How do I deal with family problems

Family stress

Description of stress in the family

What is Family Stress? What can stress look like in the family?

Family stress can have many faces. It can affect any person or even several members - it is not uncommon for the entire "family system" to suffer from stress. For example, stress can manifest itself in conflicts or family problems that are not resolved. Small children in particular suffer from disputes between their parents because they cannot deal with these conflicts adequately. Parents who ask too much of their children and put them under pressure can also cause stress in the family. However, children and young adults in particular can cause crises in the family during puberty, for example through abnormalities at school, fear of school, etc. Stress in the family can also be self-caused: Mothers are particularly affected because they try to fulfill their numerous roles Wanting to do justice as a housewife, mother, career woman and wife and often have idealized ideas about their role.

Stress in the family circle is shown by the fact that communication is getting worse and worse, one no longer talks about topics, worries and problems and thereby only makes everything worse. The isolation of individual family members can also be a consequence if there is a conflict. Children in particular get into the line of fire when their parents have conflicts and do not know how to deal with these experiences. As a result, they often retreat to it alone rather than discussing it with family members.

What are the consequences of stress in the family?

Family stress can lead to diseases such as cardiovascular disease. Burn-out or depression can also develop from overload in the family circle. Those affected suffer from stress, can no longer sleep properly, brood too much and get psychosomatic complaints such as abdominal pain, nausea or headache. Conflicts between (spouses) partners can lead to the breakup of families due to divorce or separation, which is often the cause of the children who suffer the most, and which in turn are faced with new problems. In individual cases this can even trigger trauma in the child, which can damage the child's soul.

Development of stress in the family

What are the causes of stress in the family?

There are many causes of family stress. They can be internal factors as well as arise from external influences. Internal factors include, for example, self-doubt, excessive demands on yourself and others, a lack of awareness of your own needs, a lack of conflict management and fear of separation or loneliness. The ability not to be able to say no also makes many people stressful and overburdened themselves with too many tasks.

External influences can include the double burden of work and family, an inadequate division of labor, intra-family conflicts, lack of attention, disruptions in (couple) communication and the care of old or sick family members. The loss of family members can also trigger a deep crisis. In addition, stress can arise when someone in the family has a mental illness. Financial worries and stress at work can also affect family life and create a burden.

Help against stress in the family

When does family stress become dangerous?

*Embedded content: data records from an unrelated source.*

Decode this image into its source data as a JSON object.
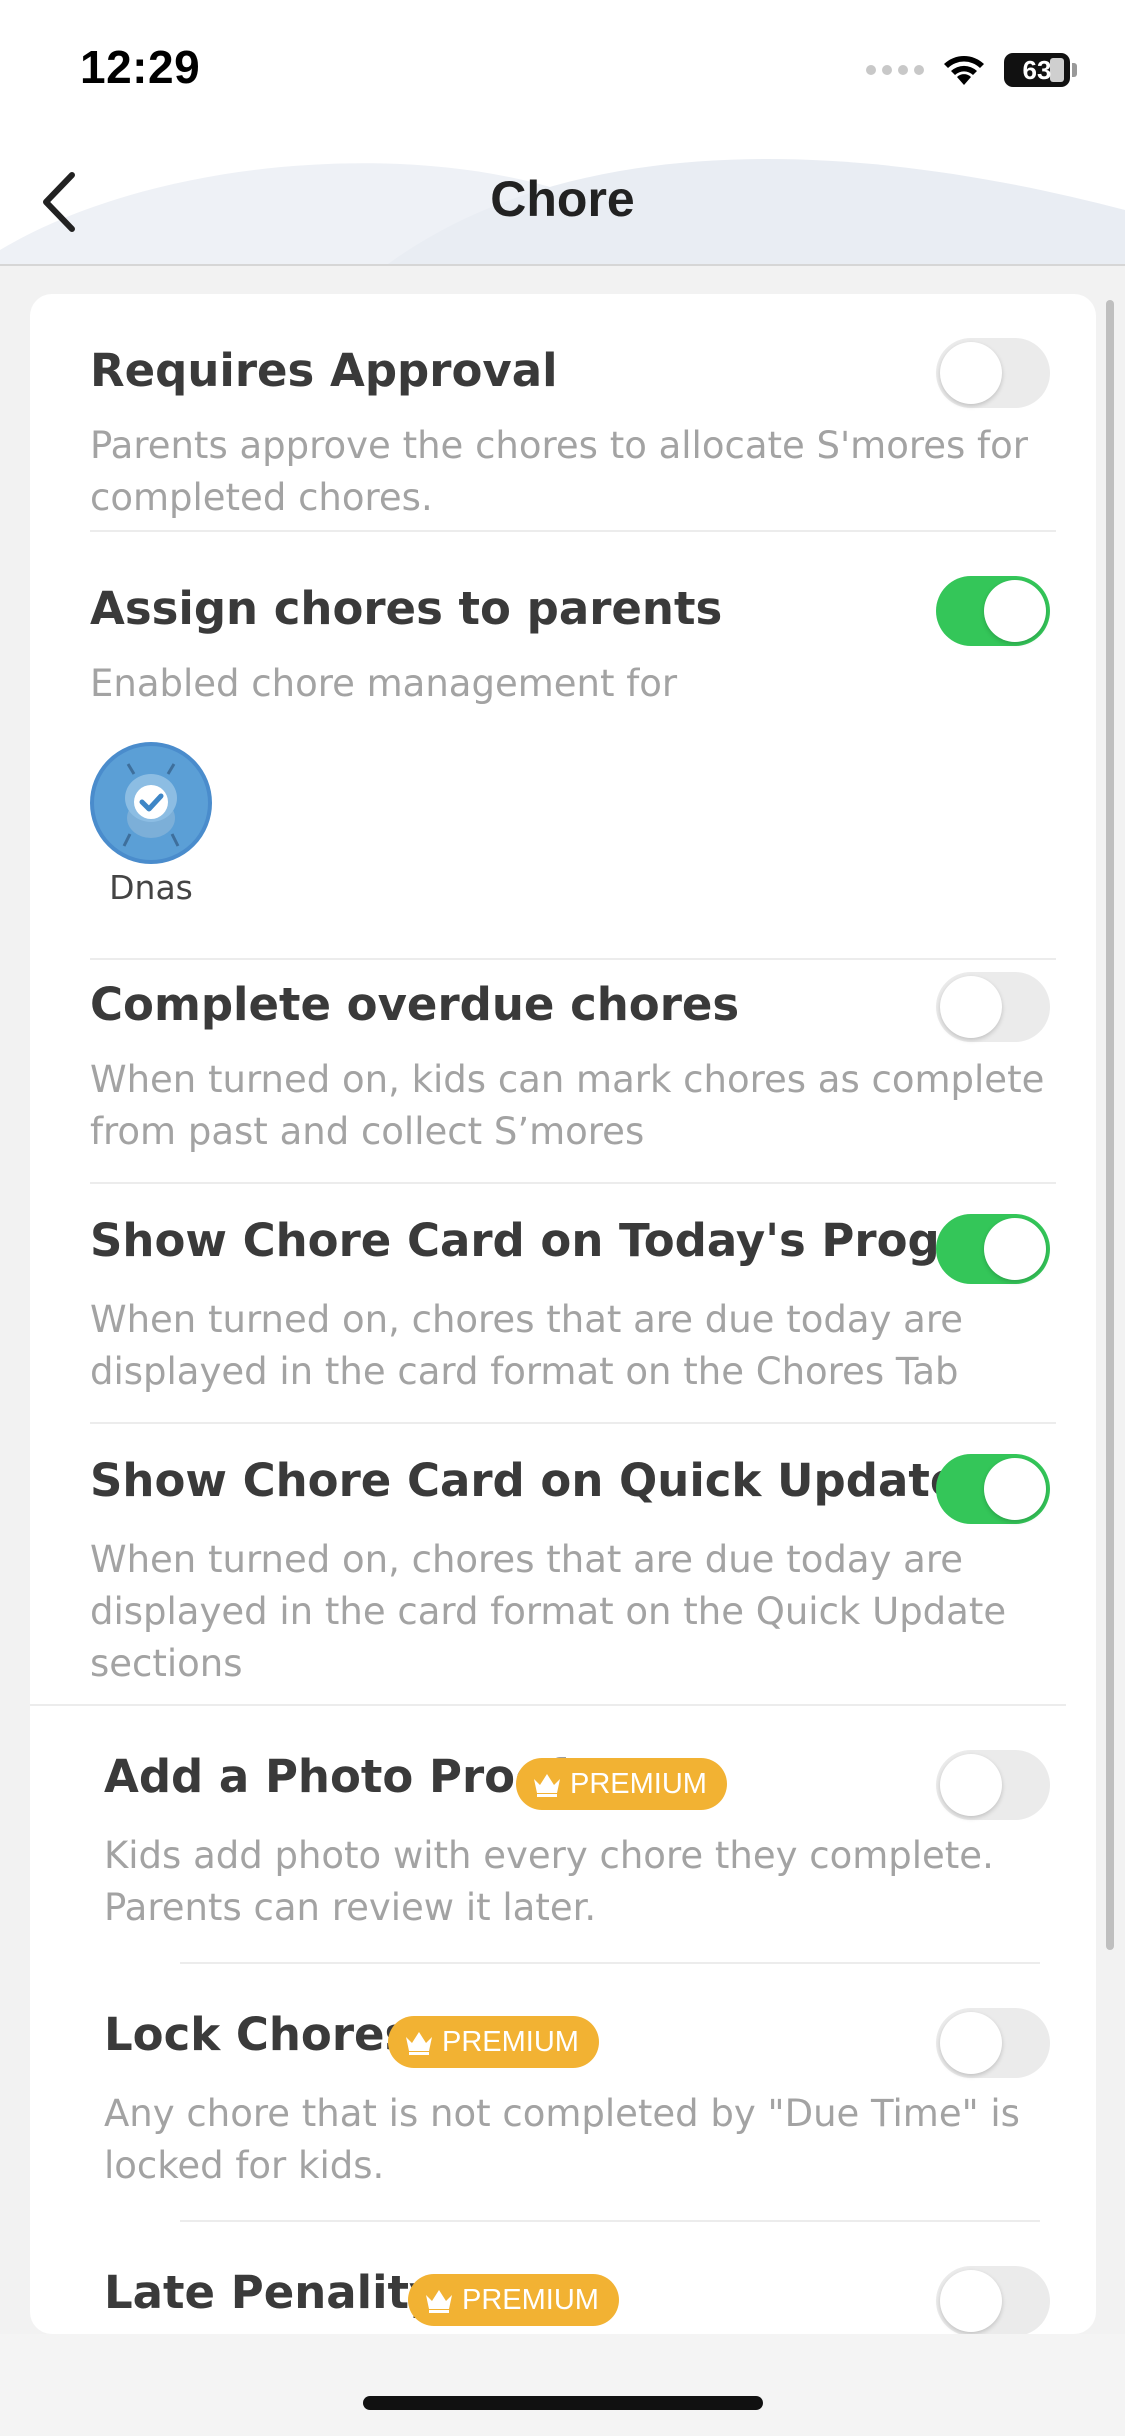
{
  "status_bar": {
    "time": "12:29",
    "battery": "63",
    "icons": [
      "signal-icon",
      "wifi-icon",
      "battery-icon"
    ]
  },
  "header": {
    "title": "Chore",
    "back_icon": "chevron-left-icon"
  },
  "settings": [
    {
      "title": "Requires Approval",
      "description": "Parents approve the chores to allocate S'mores for completed chores.",
      "enabled": false
    },
    {
      "title": "Assign chores to parents",
      "description": "Enabled chore management for",
      "enabled": true,
      "members": [
        {
          "name": "Dnas",
          "selected": true
        }
      ]
    },
    {
      "title": "Complete overdue chores",
      "description": "When turned on, kids can mark chores as complete from past and collect S’mores",
      "enabled": false
    },
    {
      "title": "Show Chore Card on Today's Progress",
      "description": "When turned on, chores that are due today are displayed in the card format on the Chores Tab",
      "enabled": true
    },
    {
      "title": "Show Chore Card on Quick Update",
      "description": "When turned on, chores that are due today are displayed in the card format on the Quick Update sections",
      "enabled": true
    }
  ],
  "premium_settings": [
    {
      "title": "Add a Photo Proof",
      "badge": "PREMIUM",
      "description": "Kids add photo with every chore they complete. Parents can review it later.",
      "enabled": false
    },
    {
      "title": "Lock Chores",
      "badge": "PREMIUM",
      "description": "Any chore that is not completed by \"Due Time\" is locked for kids.",
      "enabled": false
    },
    {
      "title": "Late Penality",
      "badge": "PREMIUM",
      "enabled": false
    }
  ],
  "colors": {
    "toggle_on": "#34c659",
    "toggle_off": "#ebebeb",
    "premium_badge": "#f2b233",
    "avatar": "#5b9fd6"
  }
}
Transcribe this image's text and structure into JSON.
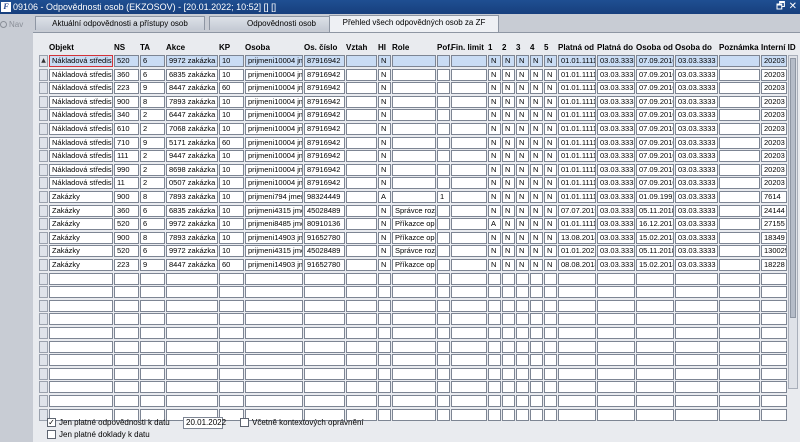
{
  "window": {
    "title": "09106 - Odpovědnosti osob (EKZOSOV) - [20.01.2022; 10:52] [] []",
    "app_icon_glyph": "F",
    "controls_glyph": "🗗 ✕"
  },
  "nav": {
    "label": "Nav"
  },
  "tabs": [
    {
      "label": "Aktuální odpovědnosti a přístupy osob",
      "active": false
    },
    {
      "label": "Odpovědnosti osob",
      "active": false
    },
    {
      "label": "Přehled všech odpovědných osob za ZF",
      "active": true
    }
  ],
  "columns": [
    "Objekt",
    "NS",
    "TA",
    "Akce",
    "KP",
    "Osoba",
    "Os. číslo",
    "Vztah",
    "HI",
    "Role",
    "Pof.",
    "Fin. limit",
    "1",
    "2",
    "3",
    "4",
    "5",
    "Platná od",
    "Platná do",
    "Osoba od",
    "Osoba do",
    "Poznámka",
    "Interní ID"
  ],
  "rows": [
    [
      "Nákladová středis",
      "520",
      "6",
      "9972 zakázka",
      "10",
      "prijmeni10004 jme",
      "87916942",
      "",
      "N",
      "",
      "",
      "",
      "N",
      "N",
      "N",
      "N",
      "N",
      "01.01.1111",
      "03.03.3333",
      "07.09.2010",
      "03.03.3333",
      "",
      "20203"
    ],
    [
      "Nákladová středis",
      "360",
      "6",
      "6835 zakázka",
      "10",
      "prijmeni10004 jme",
      "87916942",
      "",
      "N",
      "",
      "",
      "",
      "N",
      "N",
      "N",
      "N",
      "N",
      "01.01.1111",
      "03.03.3333",
      "07.09.2010",
      "03.03.3333",
      "",
      "20203"
    ],
    [
      "Nákladová středis",
      "223",
      "9",
      "8447 zakázka",
      "60",
      "prijmeni10004 jme",
      "87916942",
      "",
      "N",
      "",
      "",
      "",
      "N",
      "N",
      "N",
      "N",
      "N",
      "01.01.1111",
      "03.03.3333",
      "07.09.2010",
      "03.03.3333",
      "",
      "20203"
    ],
    [
      "Nákladová středis",
      "900",
      "8",
      "7893 zakázka",
      "10",
      "prijmeni10004 jme",
      "87916942",
      "",
      "N",
      "",
      "",
      "",
      "N",
      "N",
      "N",
      "N",
      "N",
      "01.01.1111",
      "03.03.3333",
      "07.09.2010",
      "03.03.3333",
      "",
      "20203"
    ],
    [
      "Nákladová středis",
      "340",
      "2",
      "6447 zakázka",
      "10",
      "prijmeni10004 jme",
      "87916942",
      "",
      "N",
      "",
      "",
      "",
      "N",
      "N",
      "N",
      "N",
      "N",
      "01.01.1111",
      "03.03.3333",
      "07.09.2010",
      "03.03.3333",
      "",
      "20203"
    ],
    [
      "Nákladová středis",
      "610",
      "2",
      "7068 zakázka",
      "10",
      "prijmeni10004 jme",
      "87916942",
      "",
      "N",
      "",
      "",
      "",
      "N",
      "N",
      "N",
      "N",
      "N",
      "01.01.1111",
      "03.03.3333",
      "07.09.2010",
      "03.03.3333",
      "",
      "20203"
    ],
    [
      "Nákladová středis",
      "710",
      "9",
      "5171 zakázka",
      "60",
      "prijmeni10004 jme",
      "87916942",
      "",
      "N",
      "",
      "",
      "",
      "N",
      "N",
      "N",
      "N",
      "N",
      "01.01.1111",
      "03.03.3333",
      "07.09.2010",
      "03.03.3333",
      "",
      "20203"
    ],
    [
      "Nákladová středis",
      "111",
      "2",
      "9447 zakázka",
      "10",
      "prijmeni10004 jme",
      "87916942",
      "",
      "N",
      "",
      "",
      "",
      "N",
      "N",
      "N",
      "N",
      "N",
      "01.01.1111",
      "03.03.3333",
      "07.09.2010",
      "03.03.3333",
      "",
      "20203"
    ],
    [
      "Nákladová středis",
      "990",
      "2",
      "8698 zakázka",
      "10",
      "prijmeni10004 jme",
      "87916942",
      "",
      "N",
      "",
      "",
      "",
      "N",
      "N",
      "N",
      "N",
      "N",
      "01.01.1111",
      "03.03.3333",
      "07.09.2010",
      "03.03.3333",
      "",
      "20203"
    ],
    [
      "Nákladová středis",
      "11",
      "2",
      "0507 zakázka",
      "10",
      "prijmeni10004 jme",
      "87916942",
      "",
      "N",
      "",
      "",
      "",
      "N",
      "N",
      "N",
      "N",
      "N",
      "01.01.1111",
      "03.03.3333",
      "07.09.2010",
      "03.03.3333",
      "",
      "20203"
    ],
    [
      "Zakázky",
      "900",
      "8",
      "7893 zakázka",
      "10",
      "prijmeni794 jmeno",
      "98324449",
      "",
      "A",
      "",
      "1",
      "",
      "N",
      "N",
      "N",
      "N",
      "N",
      "01.01.1111",
      "03.03.3333",
      "01.09.1992",
      "03.03.3333",
      "",
      "7614"
    ],
    [
      "Zakázky",
      "360",
      "6",
      "6835 zakázka",
      "10",
      "prijmeni4315 jmen",
      "45028489",
      "",
      "N",
      "Správce roz",
      "",
      "",
      "N",
      "N",
      "N",
      "N",
      "N",
      "07.07.2019",
      "03.03.3333",
      "05.11.2018",
      "03.03.3333",
      "",
      "24144"
    ],
    [
      "Zakázky",
      "520",
      "6",
      "9972 zakázka",
      "10",
      "prijmeni8485 jmen",
      "80910136",
      "",
      "N",
      "Příkazce ope",
      "",
      "",
      "A",
      "N",
      "N",
      "N",
      "N",
      "01.01.1111",
      "03.03.3333",
      "16.12.2013",
      "03.03.3333",
      "",
      "27155"
    ],
    [
      "Zakázky",
      "900",
      "8",
      "7893 zakázka",
      "10",
      "prijmeni14903 jme",
      "91652780",
      "",
      "N",
      "Příkazce ope",
      "",
      "",
      "N",
      "N",
      "N",
      "N",
      "N",
      "13.08.2018",
      "03.03.3333",
      "15.02.2018",
      "03.03.3333",
      "",
      "18349"
    ],
    [
      "Zakázky",
      "520",
      "6",
      "9972 zakázka",
      "10",
      "prijmeni4315 jmen",
      "45028489",
      "",
      "N",
      "Správce roz",
      "",
      "",
      "N",
      "N",
      "N",
      "N",
      "N",
      "01.01.2021",
      "03.03.3333",
      "05.11.2018",
      "03.03.3333",
      "",
      "130025"
    ],
    [
      "Zakázky",
      "223",
      "9",
      "8447 zakázka",
      "60",
      "prijmeni14903 jme",
      "91652780",
      "",
      "N",
      "Příkazce ope",
      "",
      "",
      "N",
      "N",
      "N",
      "N",
      "N",
      "08.08.2018",
      "03.03.3333",
      "15.02.2018",
      "03.03.3333",
      "",
      "18228"
    ]
  ],
  "empty_row_count": 11,
  "row_marker_glyph": "▲",
  "filters": {
    "valid_resp_label": "Jen platné odpovědnosti k datu",
    "valid_resp_checked": true,
    "date_value": "20.01.2022",
    "context_label": "Včetně kontextových oprávnění",
    "context_checked": false,
    "valid_docs_label": "Jen platné doklady k datu",
    "valid_docs_checked": false,
    "check_glyph": "✓"
  }
}
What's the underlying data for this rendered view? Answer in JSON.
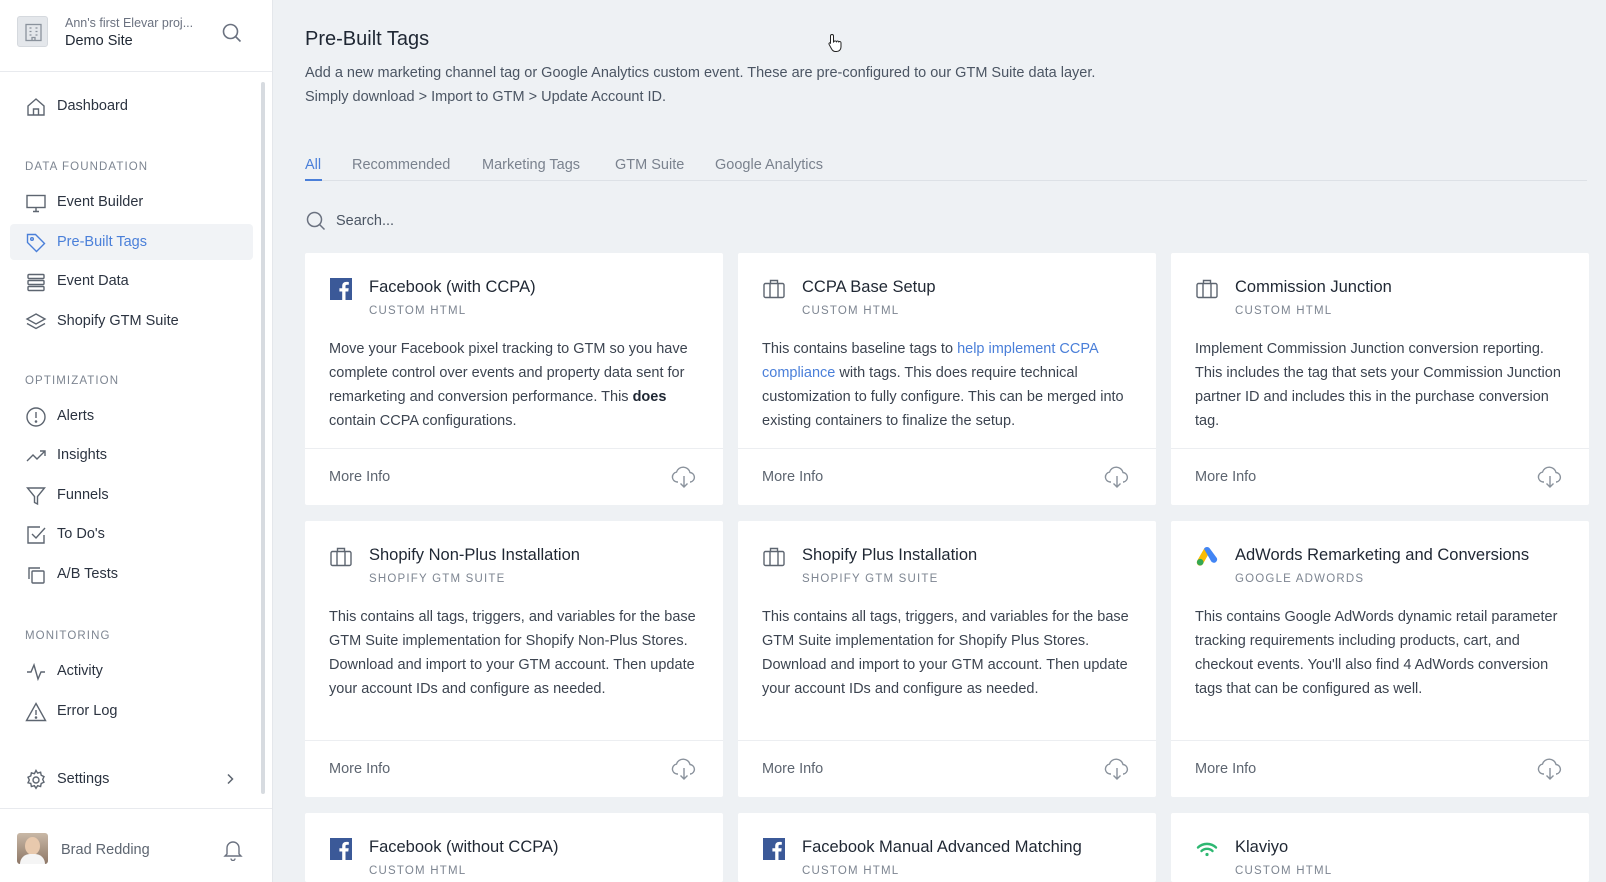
{
  "project": {
    "subtitle": "Ann's first Elevar proj...",
    "name": "Demo Site"
  },
  "nav": {
    "dashboard": "Dashboard",
    "section_data": "DATA FOUNDATION",
    "event_builder": "Event Builder",
    "prebuilt_tags": "Pre-Built Tags",
    "event_data": "Event Data",
    "shopify_gtm": "Shopify GTM Suite",
    "section_opt": "OPTIMIZATION",
    "alerts": "Alerts",
    "insights": "Insights",
    "funnels": "Funnels",
    "todos": "To Do's",
    "ab_tests": "A/B Tests",
    "section_mon": "MONITORING",
    "activity": "Activity",
    "error_log": "Error Log",
    "settings": "Settings"
  },
  "user": {
    "name": "Brad Redding"
  },
  "page": {
    "title": "Pre-Built Tags",
    "description": "Add a new marketing channel tag or Google Analytics custom event. These are pre-configured to our GTM Suite data layer. Simply download > Import to GTM > Update Account ID."
  },
  "tabs": [
    "All",
    "Recommended",
    "Marketing Tags",
    "GTM Suite",
    "Google Analytics"
  ],
  "search": {
    "placeholder": "Search..."
  },
  "more_info_label": "More Info",
  "cards": [
    {
      "icon": "facebook-icon",
      "title": "Facebook (with CCPA)",
      "type": "CUSTOM HTML",
      "desc_a": "Move your Facebook pixel tracking to GTM so you have complete control over events and property data sent for remarketing and conversion performance. This ",
      "desc_bold": "does",
      "desc_b": " contain CCPA configurations."
    },
    {
      "icon": "briefcase-icon",
      "title": "CCPA Base Setup",
      "type": "CUSTOM HTML",
      "desc_a": "This contains baseline tags to ",
      "desc_link": "help implement CCPA compliance",
      "desc_b": " with tags. This does require technical customization to fully configure. This can be merged into existing containers to finalize the setup."
    },
    {
      "icon": "briefcase-icon",
      "title": "Commission Junction",
      "type": "CUSTOM HTML",
      "desc": "Implement Commission Junction conversion reporting. This includes the tag that sets your Commission Junction partner ID and includes this in the purchase conversion tag."
    },
    {
      "icon": "briefcase-icon",
      "title": "Shopify Non-Plus Installation",
      "type": "SHOPIFY GTM SUITE",
      "desc": "This contains all tags, triggers, and variables for the base GTM Suite implementation for Shopify Non-Plus Stores. Download and import to your GTM account. Then update your account IDs and configure as needed."
    },
    {
      "icon": "briefcase-icon",
      "title": "Shopify Plus Installation",
      "type": "SHOPIFY GTM SUITE",
      "desc": "This contains all tags, triggers, and variables for the base GTM Suite implementation for Shopify Plus Stores. Download and import to your GTM account. Then update your account IDs and configure as needed."
    },
    {
      "icon": "google-ads-icon",
      "title": "AdWords Remarketing and Conversions",
      "type": "GOOGLE ADWORDS",
      "desc": "This contains Google AdWords dynamic retail parameter tracking requirements including products, cart, and checkout events. You'll also find 4 AdWords conversion tags that can be configured as well."
    },
    {
      "icon": "facebook-icon",
      "title": "Facebook (without CCPA)",
      "type": "CUSTOM HTML"
    },
    {
      "icon": "facebook-icon",
      "title": "Facebook Manual Advanced Matching",
      "type": "CUSTOM HTML"
    },
    {
      "icon": "klaviyo-icon",
      "title": "Klaviyo",
      "type": "CUSTOM HTML"
    }
  ],
  "colors": {
    "accent": "#4a7fd9",
    "facebook": "#3b5998",
    "klaviyo": "#2eb872",
    "google_blue": "#4285f4",
    "google_yellow": "#fbbc04",
    "google_green": "#34a853"
  }
}
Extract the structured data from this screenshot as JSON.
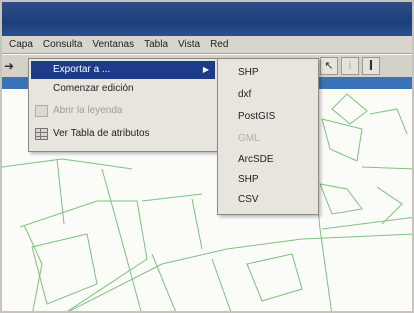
{
  "menubar": {
    "items": [
      "Capa",
      "Consulta",
      "Ventanas",
      "Tabla",
      "Vista",
      "Red"
    ]
  },
  "submenu": {
    "items": [
      {
        "label": "Exportar a ...",
        "has_submenu": true,
        "active": true,
        "enabled": true,
        "icon": null
      },
      {
        "label": "Comenzar edición",
        "has_submenu": false,
        "active": false,
        "enabled": true,
        "icon": null
      },
      {
        "label": "Abrir la leyenda",
        "has_submenu": false,
        "active": false,
        "enabled": false,
        "icon": "legend-icon"
      },
      {
        "label": "Ver Tabla de atributos",
        "has_submenu": false,
        "active": false,
        "enabled": true,
        "icon": "table-icon"
      }
    ],
    "arrow_glyph": "▶"
  },
  "export_formats": {
    "items": [
      {
        "label": "SHP",
        "enabled": true
      },
      {
        "label": "dxf",
        "enabled": true
      },
      {
        "label": "PostGIS",
        "enabled": true
      },
      {
        "label": "GML",
        "enabled": false
      },
      {
        "label": "ArcSDE",
        "enabled": true
      },
      {
        "label": "SHP",
        "enabled": true
      },
      {
        "label": "CSV",
        "enabled": true
      }
    ]
  },
  "toolbar": {
    "left_icon": "cursor-icon",
    "right_buttons": [
      {
        "icon": "select-icon",
        "glyph": "↖",
        "enabled": true
      },
      {
        "icon": "info-icon",
        "glyph": "i",
        "enabled": false
      },
      {
        "icon": "text-cursor-icon",
        "glyph": "I",
        "enabled": true
      }
    ]
  },
  "colors": {
    "title_bar": "#1d3f7a",
    "menu_highlight": "#1e3a8a",
    "map_lines": "#7dc27d",
    "map_background": "#fbfbf8"
  }
}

Increased irritability, unfair behavior, withdrawal, breakdown in communication, psychological and physical symptoms can indicate overload. If you cannot cope with this with your own means, but rather the symptoms increase, you feel constant stress and everyday family life is impaired, you should get medical help. Single parents in particular are at risk.

What can be done about family stress?

There are various aids and tips to protect family life from stress, to deal with stress or to reduce it. These include:

  • Improve communication: Conflicts arise when communication fails. They are often even aggravated when people do not talk to each other about their worries, fears and problems. It is therefore important to improve communication and thus automatically improve the family situation and togetherness. Family therapy, for example, can help.
  • Getting support from outside: If caring for old or sick family members costs time and energy, professional help can have a supportive effect. A domestic help can also provide relief. Family help is also a good point of contact in the event of problems. If you have problems with children and adolescents, you can, for example, turn to child and adolescent psychiatrists / psychotherapists.
  • Bringing order into everyday life: Tasks should be distributed so that everyone does their part and not one family member is burdened too much. The children can, for example, empty the dishwasher or take the dog for a walk. A to-do list or the prioritization of tasks can also help for better organization.
  • Practice mindfulness and take time for yourself: Mindfulness for your own needs can counteract the overload. Family life is important, but you shouldn't neglect and neglect your own needs. It is therefore important that you take a break from time to time, plan time for rest and deal with the things that are good for you. It's okay not to be able to take care of children, household chores or volunteering 24/7.
  • Creating shared experiences: so that the family can find themselves again after a phase of acute stress or conflicts and the system is strengthened, rituals such as a monthly excursion or dinner together can bring new dynamism to outdated and pathological structures.
  • Maintaining social contacts: Meeting friends can help to get out of your family environment and get other thoughts. A girls' evening with a girlfriend or a men's day for the father are helpful in order not to linger in the same environment all the time. Here you also have the opportunity to talk to friends about your own worries and get advice or a different opinion.
  • Lower ideal ideas: Nobody has to be able to do everything and master every role perfectly. It helps to reduce the demands on yourself.